Cars have long used processors to control engines, antilock brakes, in-dash navigation systems and other subsystems. Tesla, which designs its own chips and updates its cars' software often with over-the-air updates, is at the forefront of a more unified computing approach. Intel's automotive unit is headed in that direction, offering a computing platform for automakers with building blocks they can choose.

Other carmakers are following suit. Ford CEO Jim Farley said this month that his company needs to design its own central computing brains instead of sourcing them from suppliers. "This takes talent. It takes a different approach. It takes more resources," Farly said.

Intel's new automotive unit is part of the Intel Foundry Services division, one of the major efforts Gelsinger adopted to try to reverse Intel's slide off the leading edge of chipmaking. Gelsinger, who returned to Intel a year ago, hopes to recover from more than a half decade of problems modernizing its chip manufacturing by accelerating progress in a "super Moore's Law" phase. And he's boosted by explosive demand for chips he's calling a new golden age for the industry.

IFS means Intel will build chips for other companies, not just its own designs, a dramatic shift in culture, technology, operations and business relationships. Intel's earlier foundry efforts faltered, but Gelsinger promises things will be different this time. One data point: Intel has agreed to acquire Tower Semiconductor for $5.4 billion, a deal that would significantly expand the types of chips that the IFS division can make for customers.

Making others' chips isn't as profitable as Intel's existing business, but it plays a role in Intel's grander plans. Staying competitive with the top two foundries, Taiwan Semiconductor Manufacturing Corp. (TSMC) and Samsung, requires manufacturing chips in massive volume to pay off extraordinarily expensive chipmaking equipment investments. IFS is intended to deliver some of that volume.

If Gelsinger's IFS vision succeeds, Intel could build chips even for rivals like graphics and AI chip designer Nvidia, PC and server chip designer AMD, and smartphone chip designer Qualcomm. Qualcomm endorsed IFS, but it hasn't made a public commitment on building a specific product, and it'll be until years from now if it does.

A major Intel challenge is persuading shareholders to come along for its multiyear recovery plan. Massive investments in new fabs, including "megafab" sites in Ohio and Europe expected to cost $100 billion each this decade, will already are lowering profit margins. New chip fabrication plants, or fabs, cost about $10 billion each these days. Intel also must deliver steady annual progress in manufacturing processes that have been the bane of its business for years.

Intel's new PC graphics technology

Intel hopes to benefit from making your PC more exciting, too.

After years watching Nvidia and AMD profit from graphics processing units, Intel has begun designing its own GPUs in earnest — though it relies on TSMC to build them. At its investor day, Intel announced its Accelerated Computing Systems and Graphics Group will generate more than $1 billion in revenue in 2022 and expects to increase that to $10 billion by 2026.
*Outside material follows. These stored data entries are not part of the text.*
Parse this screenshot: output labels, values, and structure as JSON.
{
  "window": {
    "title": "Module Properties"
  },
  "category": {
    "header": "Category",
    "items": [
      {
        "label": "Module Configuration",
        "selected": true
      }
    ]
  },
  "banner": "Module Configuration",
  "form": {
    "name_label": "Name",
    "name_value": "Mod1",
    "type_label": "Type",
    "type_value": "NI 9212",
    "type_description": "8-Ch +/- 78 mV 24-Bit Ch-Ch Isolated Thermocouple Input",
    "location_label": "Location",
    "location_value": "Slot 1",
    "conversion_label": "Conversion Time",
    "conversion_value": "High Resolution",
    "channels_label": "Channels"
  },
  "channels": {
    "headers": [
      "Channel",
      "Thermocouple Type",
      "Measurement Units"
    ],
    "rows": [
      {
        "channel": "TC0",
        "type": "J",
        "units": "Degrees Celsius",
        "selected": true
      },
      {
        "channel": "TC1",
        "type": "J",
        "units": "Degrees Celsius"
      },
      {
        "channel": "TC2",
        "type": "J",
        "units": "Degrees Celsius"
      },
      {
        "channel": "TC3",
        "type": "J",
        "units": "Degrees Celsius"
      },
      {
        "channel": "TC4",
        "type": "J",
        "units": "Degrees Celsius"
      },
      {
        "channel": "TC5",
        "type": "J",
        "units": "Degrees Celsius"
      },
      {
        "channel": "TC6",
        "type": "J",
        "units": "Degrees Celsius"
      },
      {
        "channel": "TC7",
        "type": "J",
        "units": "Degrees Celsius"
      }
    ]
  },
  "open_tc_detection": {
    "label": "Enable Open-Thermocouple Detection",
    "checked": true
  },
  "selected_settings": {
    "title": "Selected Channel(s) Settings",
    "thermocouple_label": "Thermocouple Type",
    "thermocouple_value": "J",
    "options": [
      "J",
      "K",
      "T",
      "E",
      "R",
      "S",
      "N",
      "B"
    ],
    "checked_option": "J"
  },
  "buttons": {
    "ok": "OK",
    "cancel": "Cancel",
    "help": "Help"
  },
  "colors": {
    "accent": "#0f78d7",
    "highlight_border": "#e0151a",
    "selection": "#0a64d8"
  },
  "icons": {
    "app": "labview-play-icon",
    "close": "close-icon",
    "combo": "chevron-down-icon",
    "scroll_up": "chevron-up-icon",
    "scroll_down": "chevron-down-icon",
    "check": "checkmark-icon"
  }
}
It'll do so with better graphics chips for AI, gaming and professional workstations. The first product in the effort, Intel's Arc graphics chip for laptops, will ship this quarter. Intel announced three new GPU developments on Thursday, too:

  • A project called Celestial will sell graphics chips for high-end gaming desktop PCs.
  • Project Endgame will offer Arc graphics chips through a cloud service later this year for a fast-response computing experience.
  • A new Falcon Shores design due in 2024 will let Intel's x86 CPUs and its Xe GPUs plug into a single PC chip socket, quintupling performance per watt and the memory communication link's speed and capacity.